What is a p-value in an A/B test?

The p-value is the probability of observing a difference at least as large as the one you measured, assuming the two variants are actually identical. A p-value of 0.05 means there is a 5% chance the result is pure noise. Smaller is better — most teams require p ≤ 0.05 before acting on a result.

What is the difference between one-tailed and two-tailed tests?

A two-tailed test asks whether B is *different* from A (either better or worse). A one-tailed test asks whether B is *better* than A. You should only choose one-tailed if you decided before the experiment that you would ignore a negative result — otherwise two-tailed is the honest choice.

How is the z-score calculated?

The test pools the two conversion rates into a single estimate of the common rate under the null hypothesis (p_pool = (conversions_A + conversions_B) / (visitors_A + visitors_B)), then computes the pooled standard error SE = sqrt(p_pool * (1 - p_pool) * (1/n_A + 1/n_B)). The z-score is (p_B - p_A) / SE. The p-value follows from the standard normal distribution.

What is the 95% confidence interval showing?

The CI is the range of plausible values for the *true* absolute difference in conversion rates (p_B - p_A). If the interval spans zero, the direction of the effect is uncertain even if the p-value is below 0.05. Always check the CI, not just the p-value.

How many visitors do I need for a valid A/B test?

The calculator shows the minimum sample size per variant needed for 80% statistical power at the observed effect size (alpha = 0.05, two-tailed). If your current sample is below that number, the test is underpowered — real effects can easily fail to reach significance.

Is statistical significance the same as practical significance?

No. A very large experiment can detect a 0.01% lift as statistically significant, but that lift may be commercially meaningless. Always combine the p-value with the confidence interval and the relative lift to decide whether the effect is large enough to justify shipping.

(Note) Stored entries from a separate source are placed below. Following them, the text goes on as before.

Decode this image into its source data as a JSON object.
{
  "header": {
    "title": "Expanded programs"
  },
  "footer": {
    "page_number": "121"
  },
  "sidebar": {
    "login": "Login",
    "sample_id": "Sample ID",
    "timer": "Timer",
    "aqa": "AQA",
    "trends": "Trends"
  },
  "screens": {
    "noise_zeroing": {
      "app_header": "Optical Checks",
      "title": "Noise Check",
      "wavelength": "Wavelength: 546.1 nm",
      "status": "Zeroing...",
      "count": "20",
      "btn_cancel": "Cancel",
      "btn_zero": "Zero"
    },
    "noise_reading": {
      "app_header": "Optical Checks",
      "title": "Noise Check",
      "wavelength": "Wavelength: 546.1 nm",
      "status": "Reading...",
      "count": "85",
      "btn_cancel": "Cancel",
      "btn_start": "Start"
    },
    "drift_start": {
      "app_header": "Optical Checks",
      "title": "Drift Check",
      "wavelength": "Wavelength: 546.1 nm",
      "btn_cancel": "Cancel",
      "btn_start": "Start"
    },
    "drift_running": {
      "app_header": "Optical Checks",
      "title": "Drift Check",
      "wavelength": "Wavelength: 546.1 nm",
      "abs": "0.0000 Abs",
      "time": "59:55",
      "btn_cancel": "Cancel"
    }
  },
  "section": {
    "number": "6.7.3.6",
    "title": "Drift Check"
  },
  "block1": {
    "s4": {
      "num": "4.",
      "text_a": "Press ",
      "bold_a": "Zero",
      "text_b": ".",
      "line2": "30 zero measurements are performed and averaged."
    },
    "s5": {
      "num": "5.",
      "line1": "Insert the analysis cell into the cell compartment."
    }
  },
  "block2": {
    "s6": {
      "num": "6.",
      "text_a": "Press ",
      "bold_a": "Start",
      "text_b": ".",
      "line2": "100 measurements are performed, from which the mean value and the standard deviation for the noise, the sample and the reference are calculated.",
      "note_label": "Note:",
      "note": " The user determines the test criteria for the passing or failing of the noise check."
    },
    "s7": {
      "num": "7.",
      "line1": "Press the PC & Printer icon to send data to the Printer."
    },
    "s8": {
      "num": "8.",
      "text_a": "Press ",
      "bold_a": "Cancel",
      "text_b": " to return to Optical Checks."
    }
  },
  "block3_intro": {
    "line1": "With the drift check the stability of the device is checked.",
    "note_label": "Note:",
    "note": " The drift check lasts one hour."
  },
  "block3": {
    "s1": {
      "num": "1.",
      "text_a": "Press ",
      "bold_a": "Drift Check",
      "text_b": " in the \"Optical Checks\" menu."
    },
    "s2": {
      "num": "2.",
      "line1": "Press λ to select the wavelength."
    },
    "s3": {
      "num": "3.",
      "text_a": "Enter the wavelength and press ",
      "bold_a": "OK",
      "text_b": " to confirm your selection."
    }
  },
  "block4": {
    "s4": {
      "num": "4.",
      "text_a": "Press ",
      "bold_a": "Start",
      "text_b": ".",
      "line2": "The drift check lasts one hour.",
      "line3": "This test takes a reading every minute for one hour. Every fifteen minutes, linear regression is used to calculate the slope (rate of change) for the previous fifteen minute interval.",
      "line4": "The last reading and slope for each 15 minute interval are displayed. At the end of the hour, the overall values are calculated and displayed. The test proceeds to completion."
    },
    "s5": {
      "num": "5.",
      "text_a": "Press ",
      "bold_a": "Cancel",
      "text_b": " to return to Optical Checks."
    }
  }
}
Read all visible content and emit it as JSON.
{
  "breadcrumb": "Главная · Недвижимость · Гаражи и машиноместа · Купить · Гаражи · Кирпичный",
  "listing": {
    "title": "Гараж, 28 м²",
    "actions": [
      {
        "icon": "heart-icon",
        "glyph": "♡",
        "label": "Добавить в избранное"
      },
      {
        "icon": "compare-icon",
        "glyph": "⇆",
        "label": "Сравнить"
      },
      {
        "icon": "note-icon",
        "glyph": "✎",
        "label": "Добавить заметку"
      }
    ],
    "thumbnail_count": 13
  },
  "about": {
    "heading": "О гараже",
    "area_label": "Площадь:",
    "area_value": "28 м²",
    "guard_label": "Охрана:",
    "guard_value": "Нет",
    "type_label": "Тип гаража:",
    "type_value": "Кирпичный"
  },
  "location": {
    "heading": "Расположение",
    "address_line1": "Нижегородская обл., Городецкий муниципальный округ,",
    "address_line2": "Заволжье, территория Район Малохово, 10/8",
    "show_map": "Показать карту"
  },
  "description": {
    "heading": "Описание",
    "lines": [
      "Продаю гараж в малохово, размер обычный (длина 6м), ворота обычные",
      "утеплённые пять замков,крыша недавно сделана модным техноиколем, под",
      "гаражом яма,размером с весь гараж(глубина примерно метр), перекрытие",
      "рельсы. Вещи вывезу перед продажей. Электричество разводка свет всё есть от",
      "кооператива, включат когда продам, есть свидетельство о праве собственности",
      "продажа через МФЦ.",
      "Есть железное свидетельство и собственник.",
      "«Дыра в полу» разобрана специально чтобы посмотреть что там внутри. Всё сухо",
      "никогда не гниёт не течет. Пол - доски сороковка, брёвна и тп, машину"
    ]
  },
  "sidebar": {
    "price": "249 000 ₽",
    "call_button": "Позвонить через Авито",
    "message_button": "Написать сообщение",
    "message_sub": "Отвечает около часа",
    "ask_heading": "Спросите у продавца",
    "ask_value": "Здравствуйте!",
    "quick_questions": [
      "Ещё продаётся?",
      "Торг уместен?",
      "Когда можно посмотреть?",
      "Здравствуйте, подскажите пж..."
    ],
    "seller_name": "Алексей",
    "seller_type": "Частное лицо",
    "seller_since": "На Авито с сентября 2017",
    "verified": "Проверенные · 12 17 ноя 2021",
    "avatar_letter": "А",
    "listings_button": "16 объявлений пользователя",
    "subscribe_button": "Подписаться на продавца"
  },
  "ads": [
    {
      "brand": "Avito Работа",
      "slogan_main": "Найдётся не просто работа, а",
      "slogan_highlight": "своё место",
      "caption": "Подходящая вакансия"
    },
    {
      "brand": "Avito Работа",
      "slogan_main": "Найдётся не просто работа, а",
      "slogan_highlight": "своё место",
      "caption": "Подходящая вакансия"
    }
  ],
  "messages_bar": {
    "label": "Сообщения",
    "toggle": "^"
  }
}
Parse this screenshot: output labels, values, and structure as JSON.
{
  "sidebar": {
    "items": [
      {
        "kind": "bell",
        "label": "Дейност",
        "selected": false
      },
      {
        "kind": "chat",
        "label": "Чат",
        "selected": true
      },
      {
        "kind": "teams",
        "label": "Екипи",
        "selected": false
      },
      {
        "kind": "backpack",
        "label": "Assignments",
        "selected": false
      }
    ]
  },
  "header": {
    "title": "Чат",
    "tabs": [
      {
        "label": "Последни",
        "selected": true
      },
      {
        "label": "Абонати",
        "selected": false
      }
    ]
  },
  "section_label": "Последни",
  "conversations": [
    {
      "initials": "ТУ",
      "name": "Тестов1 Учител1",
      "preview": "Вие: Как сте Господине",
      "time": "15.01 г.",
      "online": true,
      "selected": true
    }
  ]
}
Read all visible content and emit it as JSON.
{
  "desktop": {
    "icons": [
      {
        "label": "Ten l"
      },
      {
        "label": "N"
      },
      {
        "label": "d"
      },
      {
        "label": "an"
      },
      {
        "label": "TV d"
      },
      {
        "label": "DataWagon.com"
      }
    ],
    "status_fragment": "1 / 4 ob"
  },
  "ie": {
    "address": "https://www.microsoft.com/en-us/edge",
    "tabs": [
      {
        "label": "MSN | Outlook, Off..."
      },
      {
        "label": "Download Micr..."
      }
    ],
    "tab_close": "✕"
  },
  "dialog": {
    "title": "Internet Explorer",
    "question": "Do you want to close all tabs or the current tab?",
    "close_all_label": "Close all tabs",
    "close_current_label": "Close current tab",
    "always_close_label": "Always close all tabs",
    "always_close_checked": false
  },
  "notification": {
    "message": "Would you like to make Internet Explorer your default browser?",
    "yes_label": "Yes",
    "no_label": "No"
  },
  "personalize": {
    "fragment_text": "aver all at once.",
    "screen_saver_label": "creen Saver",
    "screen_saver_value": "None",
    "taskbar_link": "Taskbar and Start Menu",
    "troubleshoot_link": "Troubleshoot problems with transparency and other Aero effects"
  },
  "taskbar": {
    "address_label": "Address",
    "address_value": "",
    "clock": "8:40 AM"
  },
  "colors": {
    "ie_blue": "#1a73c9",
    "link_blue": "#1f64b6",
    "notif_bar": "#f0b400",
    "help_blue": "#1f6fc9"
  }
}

A/B Test Significance Calculator

Run an A/B test and get a number you can act on: a p-value, a z-score, a 95% confidence interval on the lift, and a quick power check — all from visitor and conversion counts you already have. No spreadsheet, no Python, no uploading data anywhere.

How it works

The calculator performs a two-proportion z-test, the industry standard for comparing two conversion rates. Here is the exact sequence:

Estimate each rate. p_A = conversions_A / visitors_A and p_B = conversions_B / visitors_B.
Pool under the null. If the two variants are truly equal, the best estimate of the common rate is p_pool = (conversions_A + conversions_B) / (visitors_A + visitors_B).
Compute the pooled standard error. SE = sqrt( p_pool * (1 - p_pool) * (1/n_A + 1/n_B) )
Compute the z-score. z = (p_B - p_A) / SE
Convert to a p-value. The p-value is the area under the standard normal curve beyond the observed |z|. For a two-tailed test: p = 2 * (1 - Phi(|z|)). For a one-tailed test testing B > A: p = 1 - Phi(z).
Build the confidence interval. The 95% CI on the absolute difference uses an unpooled standard error — SE_ci = sqrt( p_A*(1-p_A)/n_A + p_B*(1-p_B)/n_B ) — so it reflects uncertainty about both rates independently: CI = (p_B - p_A) ± 1.96 * SE_ci.
Power check. Using Cohen’s formula for the minimum sample size needed for 80% power at alpha = 0.05 (two-tailed), the tool flags whether your current sample is likely too small to reliably detect the observed effect.

Worked example

Suppose your checkout button test ran for two weeks:

Variant	Visitors	Conversions	Rate
Control (A)	5,000	250	5.00%
Variant (B)	5,000	295	5.90%

Relative lift: +18.0%
Pooled rate: (250 + 295) / 10,000 = 5.45%
Pooled SE: sqrt(0.0545 * 0.9455 * (1/5000 + 1/5000)) = 0.004540
z-score: (0.059 - 0.050) / 0.004540 = 1.982
p-value (two-tailed): 2 * (1 - Phi(1.982)) = 0.0474
95% CI on difference: [+0.01%, +1.79%]

The result is significant (p ≤ 0.05). The confidence interval is entirely positive, confirming B is genuinely better. The minimum sample size for 80% power at this effect size is roughly 9,983 per variant — the current sample is below that, so collecting more data would strengthen confidence in the result.

Formula note

The normal CDF is computed using the Abramowitz and Stegun rational approximation (formula 7.1.26), which has a maximum error of 1.5e-7 — more than sufficient for practical A/B testing. The pooled standard error is used for the hypothesis test (matching the null hypothesis of equal rates), while the unpooled standard error is used for the confidence interval (reflecting the actual uncertainty in each arm). This is standard practice and matches tools such as Optimizely and VWO.